Randy Seeley, Ph.D. Randy Seeley is Professor of Medicine and holds the Donald C. Harrison Endowed Chair at the University of Cincinnati College of Medicine. In 2009, Dr. Seeley was appointed as the Director of the Cincinnati Diabetes and Obesity Center (CDOC). His scientific work has focused on the actions of various peripheral hormones in the CNS that serve to regulate food intake, body weight and the levels of circulating fuels. In particular, he has focused upon the numerous hypothalamic and G.I. peptides and their associated receptors that influence both energy intake as well as peripheral metabolic processes with a focus on developing new treatment strategies for both obesity and diabetes.
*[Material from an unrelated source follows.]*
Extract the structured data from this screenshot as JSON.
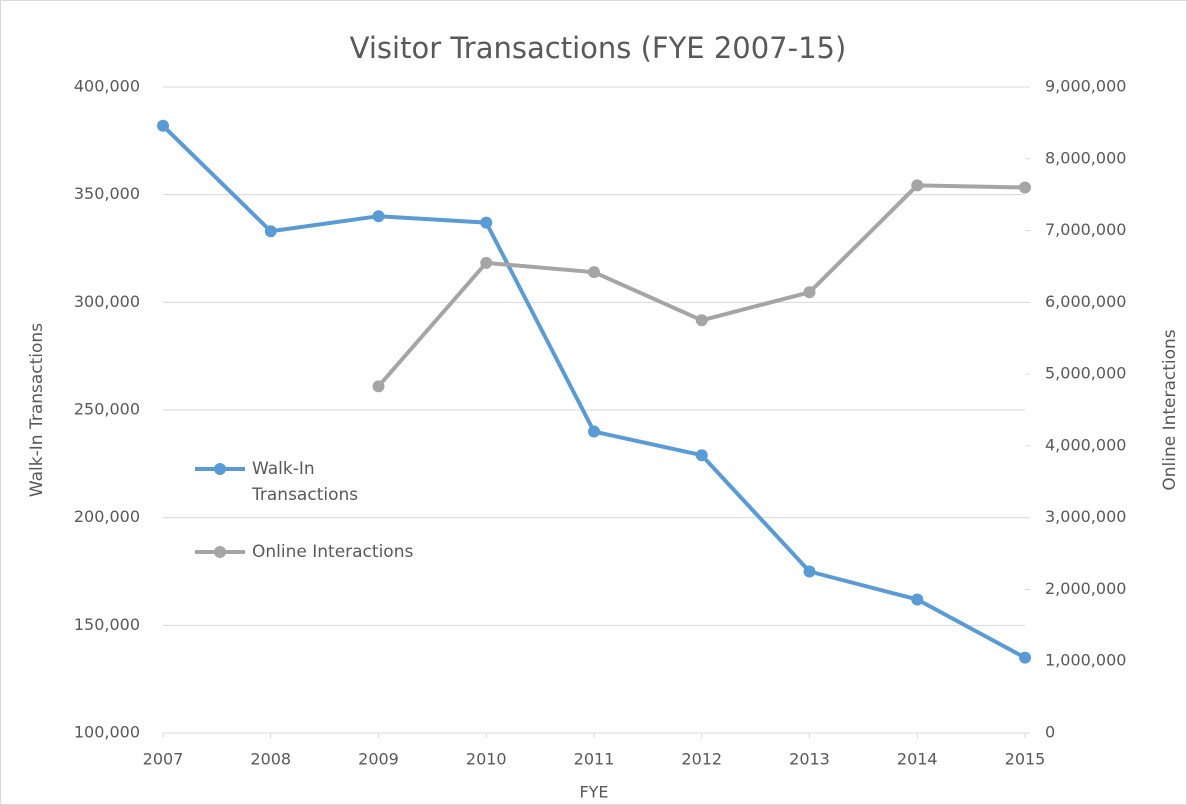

Dr. Seeley received his B.A. from Grinnell College in 1989 and his Ph.D. from the University of Pennsylvania in 1993. He then spent two years as a fellow and two years on the faculty at the University of Washington before locating to the University of Cincinnati in 1997. He has published over 225 peer-reviewed articles including articles in Science, Nature, Nature Medicine, Nature Neuroscience, Cell Metabolism, The Journal of Clincial Investigation and the New England Journal of Medicine. Collectively, this work has been cited more than 20,000 times. He is the recipient of the 2003 Lilly Scientific Achievement Award from the North American Association for the Study of Obesity (now named The Obesity Society) given to the individual with the highest level of scientific achievement in obesity research in North America less than 15 years after their terminal degree. He is also the co-recipient of the 2008 Ernst Oppenheimer award from the Endocrine Society. This Award is the premier award to an investigator under the age of 45 in recognition of meritorious accomplishment in the field of basic or clinical endocrinology. He also received the 2009 Outstanding Scientific Achievement Award (sometimes referred to as the “Lilly Award”) from the American Diabetes Association. This award is presented to an individual medical researcher under age 45 who has made an outstanding contribution to diabetes research that demonstrates both originality and independence of thought.

Dr. Seeley has also served on numerous review panels for the NIH and was Chair of the Integrative Physiology of Obesity and Diabetes review panel. He currently serves on the NIDDK Clinical Obesity Research Panel and on the Board of Reviewing Editors for Science.